Makanya saya membentuk komunitas yang isinya seruan untuk menggunakan produk lokal, baru (kemudian) bisa menggeser produk impor. Karena hampir mustahil produk asing kita larang masuk. Lebih-lebih zaman MEA. Bagaimana kita bisa membentengi diri dan bagaimana kita produksi sendiri, itu yang sedang kami lakukan.
Alhamdulillah, meskipun baru deklarasi Desember tahun lalu, sudah mulai banyak dukungan dari ABG (Academic-Business-Government) baik Indonesia maupun Jepang, dan kita mulai bergerilya melakukan aktivitas riilnya. Prinsipnya, kami berangkulan dengan berbagai pihak, tidak ingin bersaing dengan sesama orang Indonesia dan dengan lembaga mana pun. Musuh kita bukan sesama orang Indonesia, tetapi "globalisasi", dan hanya akan menjadi anugerah kalau kita bisa bersatu-padu.
Gerakan membuat produk lokal dan mempromosikannya sudah digalakkan pemerintah. Cuma, sepertinya belum terlalu berhasil. Apa koreksi Anda?

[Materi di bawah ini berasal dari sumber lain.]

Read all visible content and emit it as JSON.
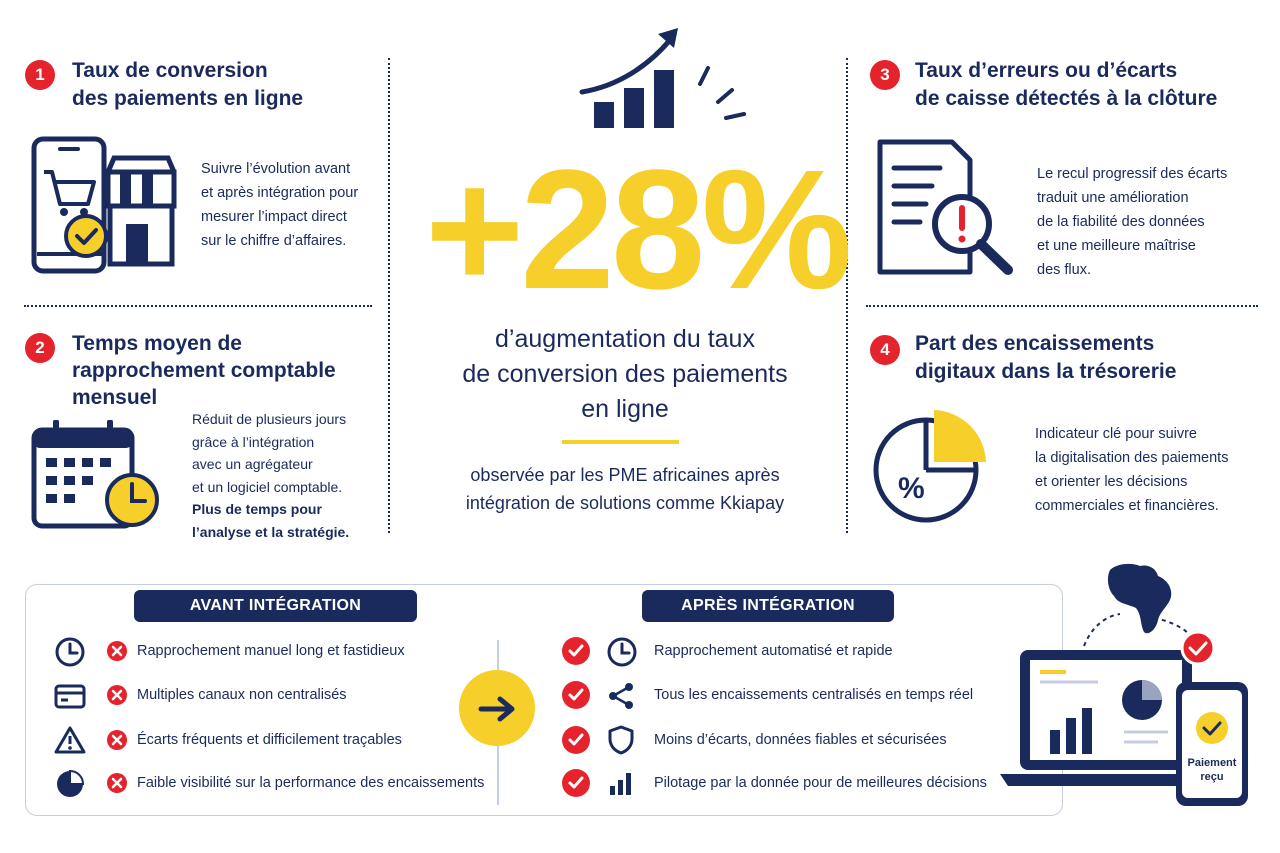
{
  "kpis": [
    {
      "number": "1",
      "title_line1": "Taux de conversion",
      "title_line2": "des paiements en ligne",
      "desc": [
        "Suivre l’évolution avant",
        "et après intégration pour",
        "mesurer l’impact direct",
        "sur le chiffre d’affaires."
      ]
    },
    {
      "number": "2",
      "title_line1": "Temps moyen de",
      "title_line2": "rapprochement comptable",
      "title_line3": "mensuel",
      "desc": [
        "Réduit de plusieurs jours",
        "grâce à l’intégration",
        "avec un agrégateur",
        "et un logiciel comptable."
      ],
      "desc_bold": [
        "Plus de temps pour",
        "l’analyse et la stratégie."
      ]
    },
    {
      "number": "3",
      "title_line1": "Taux d’erreurs ou d’écarts",
      "title_line2": "de caisse détectés à la clôture",
      "desc": [
        "Le recul progressif des écarts",
        "traduit une amélioration",
        "de la fiabilité des données",
        "et une meilleure maîtrise",
        "des flux."
      ]
    },
    {
      "number": "4",
      "title_line1": "Part des encaissements",
      "title_line2": "digitaux dans la trésorerie",
      "desc": [
        "Indicateur clé pour suivre",
        "la digitalisation des paiements",
        "et orienter les décisions",
        "commerciales et financières."
      ],
      "pie_label": "%"
    }
  ],
  "hero": {
    "value": "+28%",
    "subtitle": [
      "d’augmentation du taux",
      "de conversion des paiements",
      "en ligne"
    ],
    "observed": [
      "observée par les PME africaines après",
      "intégration de solutions comme Kkiapay"
    ]
  },
  "comparison": {
    "before_label": "AVANT INTÉGRATION",
    "after_label": "APRÈS INTÉGRATION",
    "before_items": [
      {
        "icon": "clock-icon",
        "text": "Rapprochement manuel long et fastidieux"
      },
      {
        "icon": "card-icon",
        "text": "Multiples canaux non centralisés"
      },
      {
        "icon": "warning-icon",
        "text": "Écarts fréquents et difficilement traçables"
      },
      {
        "icon": "pie-icon",
        "text": "Faible visibilité sur la performance des encaissements"
      }
    ],
    "after_items": [
      {
        "icon": "clock-icon",
        "text": "Rapprochement automatisé et rapide"
      },
      {
        "icon": "share-icon",
        "text": "Tous les encaissements centralisés en temps réel"
      },
      {
        "icon": "shield-icon",
        "text": "Moins d’écarts, données fiables et sécurisées"
      },
      {
        "icon": "bar-chart-icon",
        "text": "Pilotage par la donnée pour de meilleures décisions"
      }
    ],
    "payment_label_line1": "Paiement",
    "payment_label_line2": "reçu"
  },
  "colors": {
    "navy": "#1b2a5c",
    "yellow": "#f6cf2a",
    "red": "#e5232d"
  }
}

Ada kekurangannya. Pemerintah itu kadang merasa kaku. Kementerian Perdagangan itu sudah punya Indonesia Trade Promotion Centre (ITPC) di banyak kota di luar negeri. Di Jepang ada di Osaka. Di sana dipajang produk Indonesia yang siap diekspor. Tapi kurang bisa mencari buyer masyarakat Jepang, kalau hanya mengandalkan lembaga formal seperti kedutaan. Harus bisa merangkul, bersinergi, dan berkolaborasi dengan para diaspora Indonesia yang punya berbagai aktivitas di luar negeri.
Saya di Jepang pernah ikut seminar investasi yang dilakukan oleh pemerintah Indonesia dan Malaysia. Kebetulan perusahaan saya sedang berpikir untuk menambah investasi di ASEAN, dan saya diminta mencari informasi terkait. Keduanya punya cara berbeda. Indonesia itu mengundang investor dengan seminar yang megah dan bahasa Inggris yang bagus. Tapi setelah selesai, ya, selesai begitu saja.

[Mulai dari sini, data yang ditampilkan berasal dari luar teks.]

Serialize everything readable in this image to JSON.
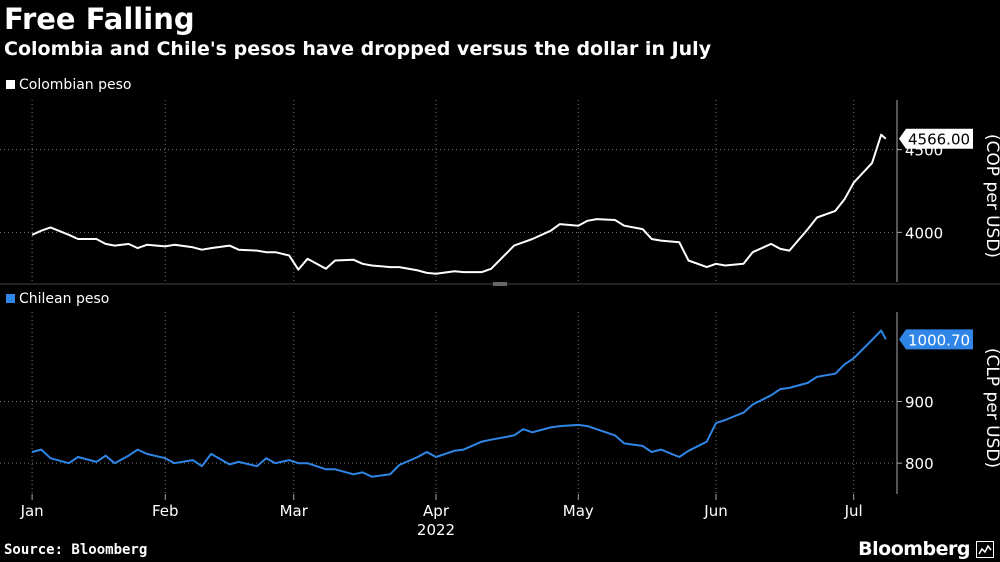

Kalau Malaysia, ngomongnya sedikit. Di sekitar tempat seminar disediakan stand-stand produk mereka. Ada penerjemah bahasa Jepang. Lalu setelah ngomong sedikit, peserta seminar dipersilakan ke stand-stand untuk mengetahui produk lebih jauh. Orang Jepang itu lebih senang kalau ada yang menerjemahkan ke bahasa Jepang. Maka bisa dibayangkan, output-nya sudah beda. Kalau di Malaysia, benar-benar mempertemukan penjual dan pembeli.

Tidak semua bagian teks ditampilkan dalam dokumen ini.